‘Windbot’ Probes Designed To Explore Gas Giants

Powered by turbulence

Jupiter and Saturn are two of the least explored worlds in our solar system. As gas giants, they have no surfaces to land on, and their atmospheres are crushingly heavy and violently windy.

The Galileo spacecraft dropped one probe into Jupiter’s atmosphere in 1995; after an hour, it was never heard from again. In 2016, NASA’s Juno spacecraft will become the second spacecraft to orbit Jupiter after Galileo, to see whether it has a rocky core. Saturn, too, has only been explored by flyby missions and one orbiter. The data those spacecraft send back is not quite as detailed as flying through their skies and tracking their crazy weather patterns. For that, NASA scientists are designing ‘windbots’.

For now, windbots are just a concept. NASA’s not really sure exactly what the bots will look like or how they’ll work, but the team has got some ideas. They’d be designed to stay aloft in the atmospheres of gas giants, without relying on balloons or wings.

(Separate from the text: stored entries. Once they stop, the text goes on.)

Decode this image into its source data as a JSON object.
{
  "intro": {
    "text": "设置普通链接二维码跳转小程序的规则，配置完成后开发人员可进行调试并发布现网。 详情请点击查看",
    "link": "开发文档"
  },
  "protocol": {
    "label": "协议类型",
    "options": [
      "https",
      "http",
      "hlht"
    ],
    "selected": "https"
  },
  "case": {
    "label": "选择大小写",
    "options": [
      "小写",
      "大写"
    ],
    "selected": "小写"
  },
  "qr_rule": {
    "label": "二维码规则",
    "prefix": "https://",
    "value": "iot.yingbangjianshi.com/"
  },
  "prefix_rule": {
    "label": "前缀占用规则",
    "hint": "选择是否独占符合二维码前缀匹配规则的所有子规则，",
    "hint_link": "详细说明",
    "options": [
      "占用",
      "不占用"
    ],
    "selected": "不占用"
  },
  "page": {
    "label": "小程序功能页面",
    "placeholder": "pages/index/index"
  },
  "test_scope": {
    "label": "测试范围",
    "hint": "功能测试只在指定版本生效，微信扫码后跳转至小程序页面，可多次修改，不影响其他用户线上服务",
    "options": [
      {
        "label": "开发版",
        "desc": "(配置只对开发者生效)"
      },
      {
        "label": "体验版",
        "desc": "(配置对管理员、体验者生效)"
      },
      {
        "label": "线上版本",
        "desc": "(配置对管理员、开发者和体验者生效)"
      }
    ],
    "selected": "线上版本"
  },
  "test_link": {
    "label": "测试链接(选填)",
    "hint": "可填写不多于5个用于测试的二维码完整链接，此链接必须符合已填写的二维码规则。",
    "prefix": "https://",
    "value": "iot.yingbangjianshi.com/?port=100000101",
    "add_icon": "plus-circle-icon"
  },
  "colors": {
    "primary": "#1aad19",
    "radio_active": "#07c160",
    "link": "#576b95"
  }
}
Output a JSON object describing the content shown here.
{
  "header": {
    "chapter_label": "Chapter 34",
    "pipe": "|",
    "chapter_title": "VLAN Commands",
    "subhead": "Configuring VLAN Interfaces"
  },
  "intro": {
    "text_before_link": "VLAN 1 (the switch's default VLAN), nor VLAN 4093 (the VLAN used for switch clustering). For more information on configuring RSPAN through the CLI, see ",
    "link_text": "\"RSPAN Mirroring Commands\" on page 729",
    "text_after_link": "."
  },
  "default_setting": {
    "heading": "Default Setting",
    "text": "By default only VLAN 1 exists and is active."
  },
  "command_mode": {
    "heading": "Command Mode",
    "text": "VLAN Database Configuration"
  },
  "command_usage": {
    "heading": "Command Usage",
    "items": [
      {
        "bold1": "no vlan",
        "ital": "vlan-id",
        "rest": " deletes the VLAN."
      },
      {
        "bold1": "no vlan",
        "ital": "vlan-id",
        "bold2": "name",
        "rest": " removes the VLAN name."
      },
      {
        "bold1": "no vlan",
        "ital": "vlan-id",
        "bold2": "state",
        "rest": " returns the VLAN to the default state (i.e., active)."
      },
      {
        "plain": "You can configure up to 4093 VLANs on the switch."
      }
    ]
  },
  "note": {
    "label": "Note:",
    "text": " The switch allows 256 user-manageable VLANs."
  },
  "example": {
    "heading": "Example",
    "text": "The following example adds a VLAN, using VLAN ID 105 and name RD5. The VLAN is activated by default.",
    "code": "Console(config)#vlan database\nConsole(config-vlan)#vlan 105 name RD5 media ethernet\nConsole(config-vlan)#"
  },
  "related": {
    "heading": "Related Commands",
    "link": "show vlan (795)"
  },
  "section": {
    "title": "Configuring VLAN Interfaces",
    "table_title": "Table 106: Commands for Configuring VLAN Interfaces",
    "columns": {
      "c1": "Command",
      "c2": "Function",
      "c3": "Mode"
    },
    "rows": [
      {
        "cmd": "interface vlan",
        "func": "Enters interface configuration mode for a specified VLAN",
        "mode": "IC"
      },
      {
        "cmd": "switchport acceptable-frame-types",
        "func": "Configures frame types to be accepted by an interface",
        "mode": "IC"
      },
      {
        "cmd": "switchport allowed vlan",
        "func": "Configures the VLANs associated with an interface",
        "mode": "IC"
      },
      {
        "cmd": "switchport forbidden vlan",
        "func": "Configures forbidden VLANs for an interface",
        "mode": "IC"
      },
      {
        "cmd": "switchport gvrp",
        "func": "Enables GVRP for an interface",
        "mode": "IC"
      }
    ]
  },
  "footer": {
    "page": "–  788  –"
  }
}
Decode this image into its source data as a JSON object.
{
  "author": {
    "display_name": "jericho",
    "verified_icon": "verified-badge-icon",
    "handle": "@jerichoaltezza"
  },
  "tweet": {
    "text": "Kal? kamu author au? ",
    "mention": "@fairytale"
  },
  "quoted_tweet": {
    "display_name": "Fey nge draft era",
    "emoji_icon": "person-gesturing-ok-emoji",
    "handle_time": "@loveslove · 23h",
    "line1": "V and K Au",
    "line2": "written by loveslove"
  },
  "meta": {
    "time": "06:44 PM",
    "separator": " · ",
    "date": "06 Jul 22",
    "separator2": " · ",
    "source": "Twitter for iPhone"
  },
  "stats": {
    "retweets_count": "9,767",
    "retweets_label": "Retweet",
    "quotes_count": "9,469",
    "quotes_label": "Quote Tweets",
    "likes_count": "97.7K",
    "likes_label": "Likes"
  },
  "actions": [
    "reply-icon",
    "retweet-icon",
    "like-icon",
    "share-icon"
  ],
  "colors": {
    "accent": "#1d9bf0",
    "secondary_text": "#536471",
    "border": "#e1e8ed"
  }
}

Instead, they might have sections that pop out and spin to create lift, sort of like a dandelion seed.

To generate the power it needs to stay afloat and collect atmospheric science data, windbot might bob around on wind turbulence, using it to charge a battery the way some wristwatches are powered by shaking, says a NASA press release.

With a $100,000 grant from NASA’s Innovative Advanced Concepts program, roboticist and principle investigator Adrian Stoica plans to refine windbot’s design and test a prototype.